In 2011 Warner Bros. Interactive Entertainment will release The Lord of the Rings: War in the North, a co-operative action game set in Middle Earth. Here’s the trailer:
Looks cool, huh? I think so, but I also wonder if J.R.R. Tolkien would have approved. Don’t get me wrong, I’ll probably buy this and revel in all of its orc neck-slitting glory, but how much of this is in keeping with the author’s intent in writing The Lord of the Rings? Is this kind of ass-kicking ultra-violence a perversion of his vision? Does it matter?
I am at a loss to answer these questions as all of my Tolkien books are currently in storage, but I don’t recall Tolkien describing combat in graphic detail – although as a veteran he was undoubtedly familiar with its horrid reality. As a matter of fact, I don’t even remember there being a lot of fighting in the books; certainly not compared to the writings of a modern fantasy writer like, say, R.A. Salvatore. Am I remembering this right, readers? It has been about a decade since I read Tolkien’s trilogy, but I recall it as being more than just the swashbuckling adventure story War in the North appears to be.

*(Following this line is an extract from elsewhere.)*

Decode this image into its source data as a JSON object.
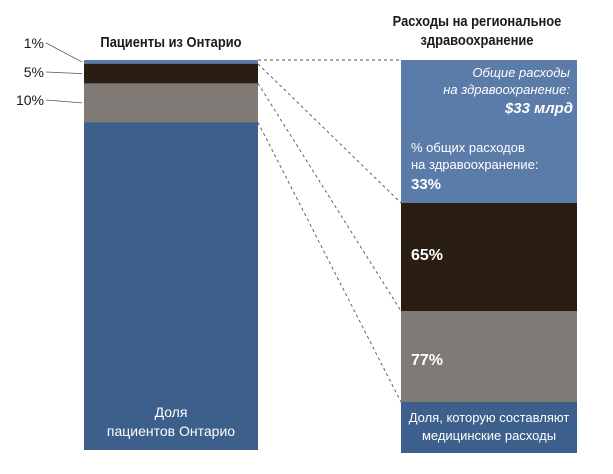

How far can an artist deviate from his or her source material, in spirit or in fact, and still claim kinship with it? Is it acceptable to do so in the name of good entertainment? A game has certain requirements, the foremost of which is to keep the player’s attention. Constant action is a good way to do so, and even if the story that inspired the game isn’t jam-packed with action, one must make concessions to fulfill the needs of the player. Still, though, is this okay? Also, should a game or other derivative property be judged by the same merits by which one judges the original work that inspired it?